The company is developing a wave power device called Searaser, created by Devon engineer Alvin Smith.
Inventor Alvin Smith said the main barrier to making wave-power efficient and therefore cost-effective was resilience against the hostile ocean environment.
“Most existing wave technologies seek to generate electricity in the sea itself. But Searaser doesn’t generate the electricity out at sea. It simply uses the motion of the ocean swell to pump seawater through an onshore generator.”
Searaser pumps seawater using a vertical piston between two buoys – one on the surface of the water, the other suspended underwater and tethered to a weight on the seabed. As the ocean swell moves the buoys up-and-down the piston works like a bicycle pump to send volumes of pressurised seawater through a pipe to an onshore turbine to produce electricity.

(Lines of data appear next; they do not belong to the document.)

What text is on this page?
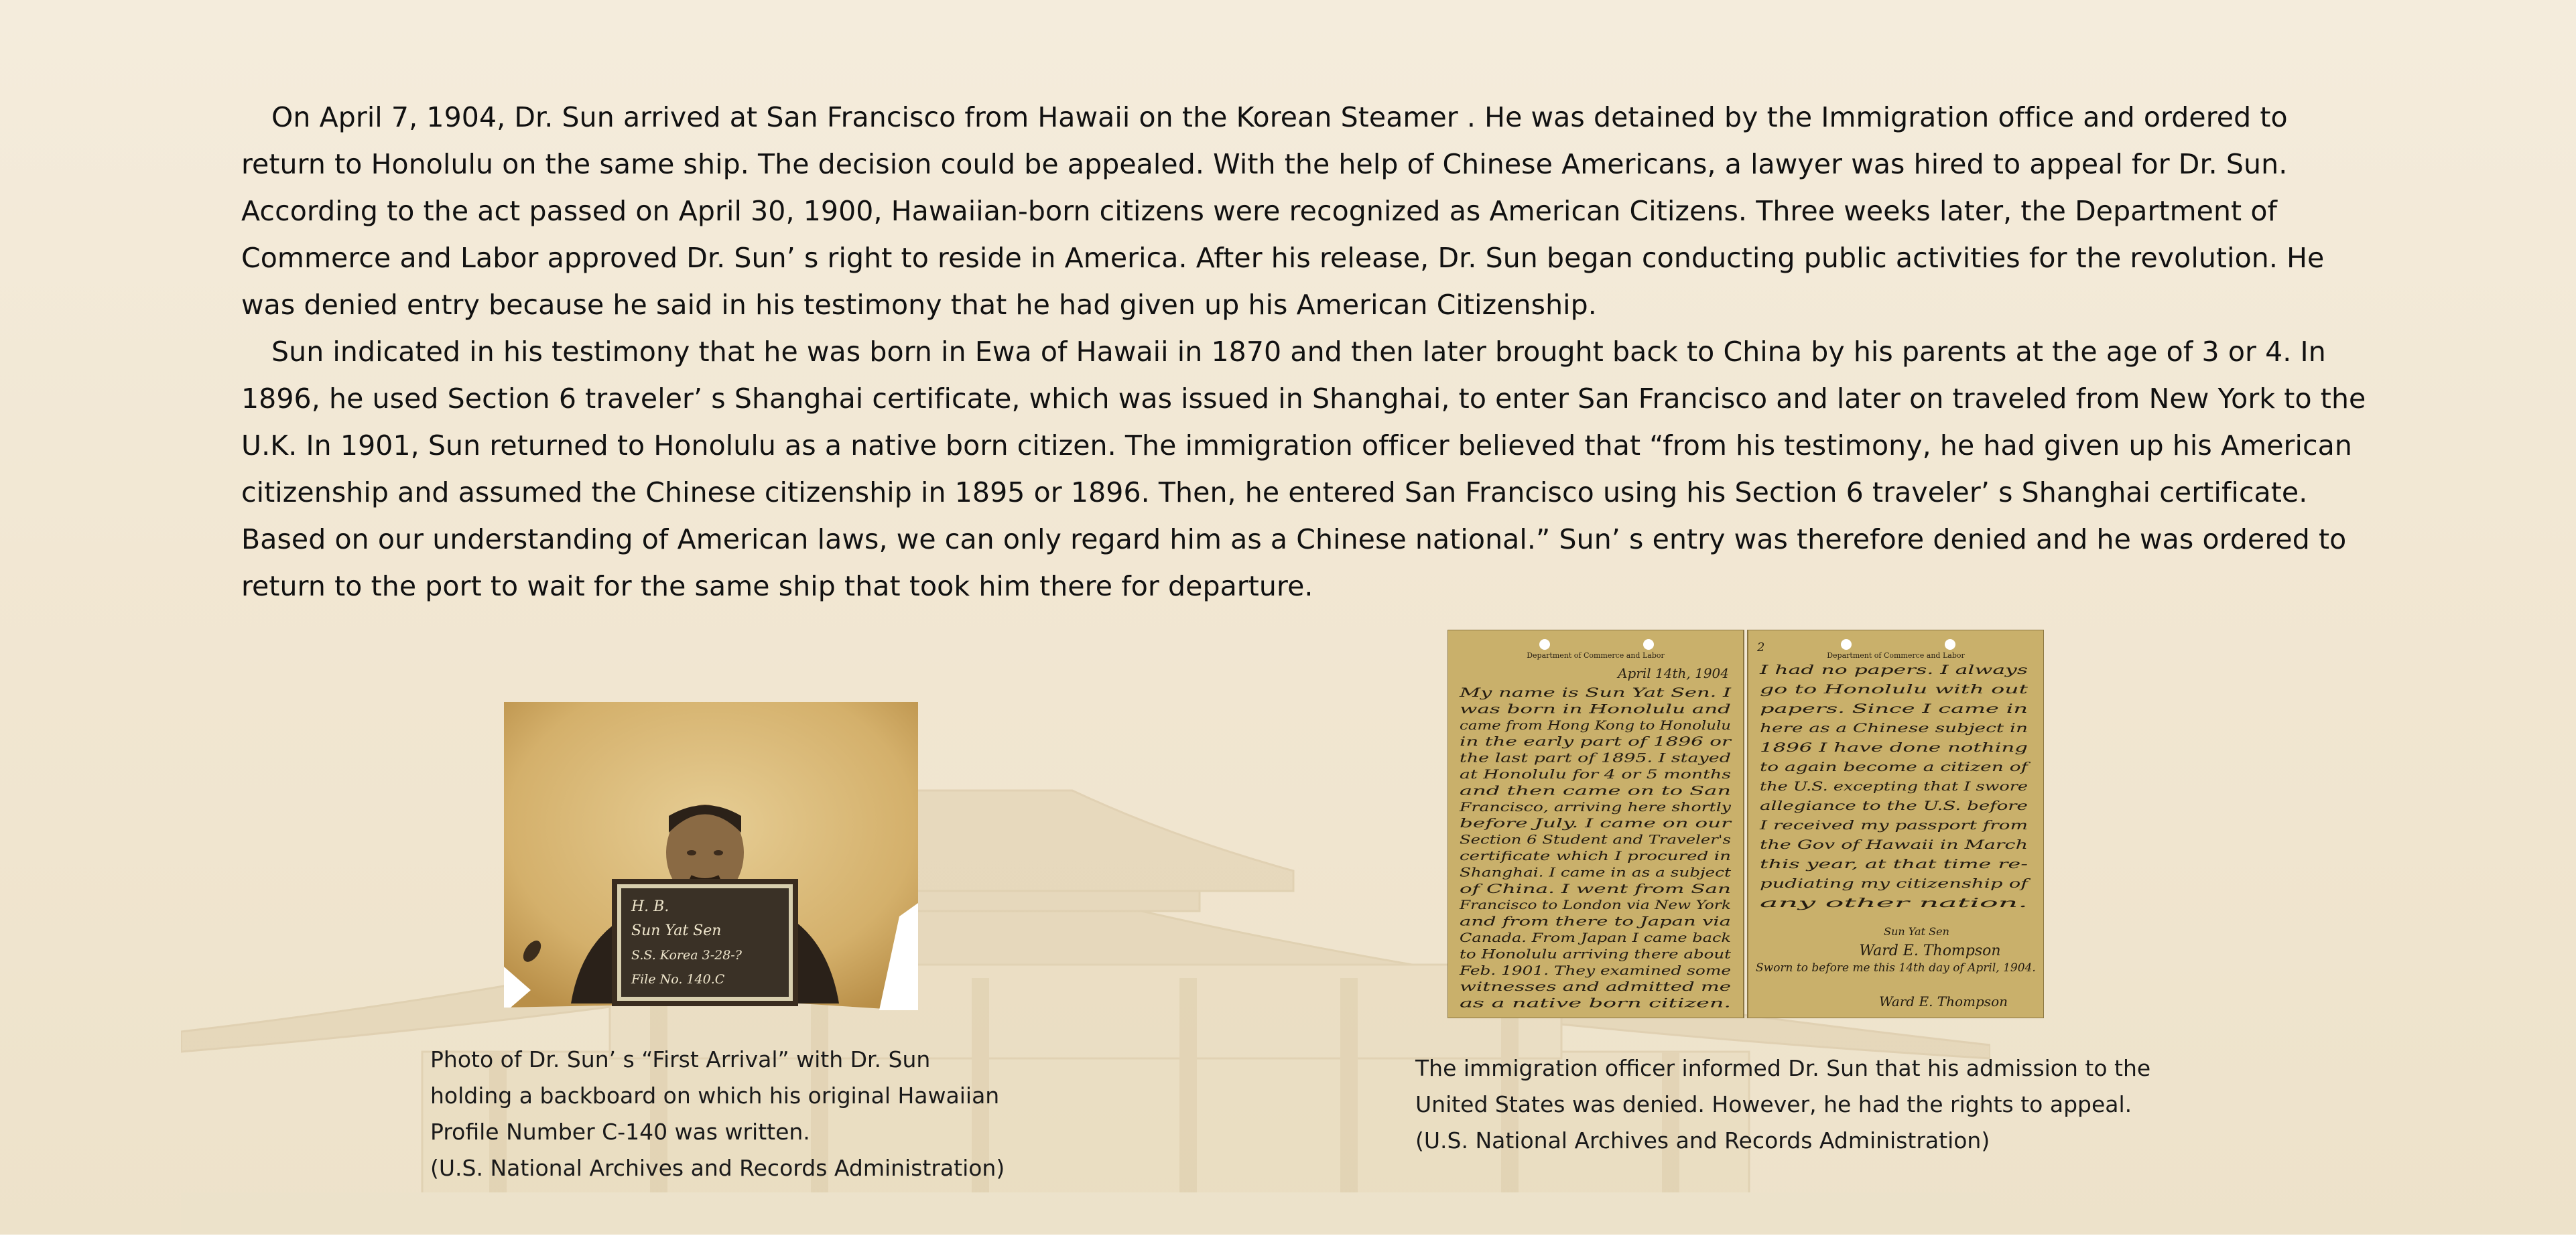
On April 7, 1904, Dr. Sun arrived at San Francisco from Hawaii on the Korean Steamer . He was detained by the Immigration office and ordered to return to Honolulu on the same ship. The decision could be appealed. With the help of Chinese Americans, a lawyer was hired to appeal for Dr. Sun. According to the act passed on April 30, 1900, Hawaiian-born citizens were recognized as American Citizens. Three weeks later, the Department of Commerce and Labor approved Dr. Sun’ s right to reside in America. After his release, Dr. Sun began conducting public activities for the revolution. He was denied entry because he said in his testimony that he had given up his American Citizenship.

Sun indicated in his testimony that he was born in Ewa of Hawaii in 1870 and then later brought back to China by his parents at the age of 3 or 4. In 1896, he used Section 6 traveler’ s Shanghai certificate, which was issued in Shanghai, to enter San Francisco and later on traveled from New York to the U.K. In 1901, Sun returned to Honolulu as a native born citizen. The immigration officer believed that “from his testimony, he had given up his American citizenship and assumed the Chinese citizenship in 1895 or 1896. Then, he entered San Francisco using his Section 6 traveler’ s Shanghai certificate. Based on our understanding of American laws, we can only regard him as a Chinese national.” Sun’ s entry was therefore denied and he was ordered to return to the port to wait for the same ship that took him there for departure.

H. B.
Sun Yat Sen
S.S. Korea 3-28-?
File No. 140.C
Department of Commerce and Labor
April 14th, 1904
My name is Sun Yat Sen. I
was born in Honolulu and
came from Hong Kong to Honolulu
in the early part of 1896 or
the last part of 1895. I stayed
at Honolulu for 4 or 5 months
and then came on to San
Francisco, arriving here shortly
before July. I came on our
Section 6 Student and Traveler's
certificate which I procured in
Shanghai. I came in as a subject
of China. I went from San
Francisco to London via New York
and from there to Japan via
Canada. From Japan I came back
to Honolulu arriving there about
Feb. 1901. They examined some
witnesses and admitted me
as a native born citizen.
Department of Commerce and Labor
2
I had no papers. I always
go to Honolulu with out
papers. Since I came in
here as a Chinese subject in
1896 I have done nothing
to again become a citizen of
the U.S. excepting that I swore
allegiance to the U.S. before
I received my passport from
the Gov of Hawaii in March
this year, at that time re-
pudiating my citizenship of
any other nation.
Sun Yat Sen
Ward E. Thompson
Sworn to before me this 14th day of April, 1904.
Ward E. Thompson
Photo of Dr. Sun’ s “First Arrival” with Dr. Sun
holding a backboard on which his original Hawaiian
Profile Number C-140 was written.
(U.S. National Archives and Records Administration)
The immigration officer informed Dr. Sun that his admission to the
United States was denied. However, he had the rights to appeal.
(U.S. National Archives and Records Administration)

The plan comes as the government and the Crown Estate, which owns the seabed surrounding the UK – has reduced the burden of financial guarantees it requires from wave and tidal developers to obtain a lease option from £25 million to £5 million.
The Department of Energy and Climate Change is expected to increase support for wave power from 2 (Renewables Obligation Certificates) per MWh to 5 ROCs per MWh.
Ecotricity aims to have a commercial scale Searaser in the sea within 12 months and 200 Searasers around the British coastline within five years.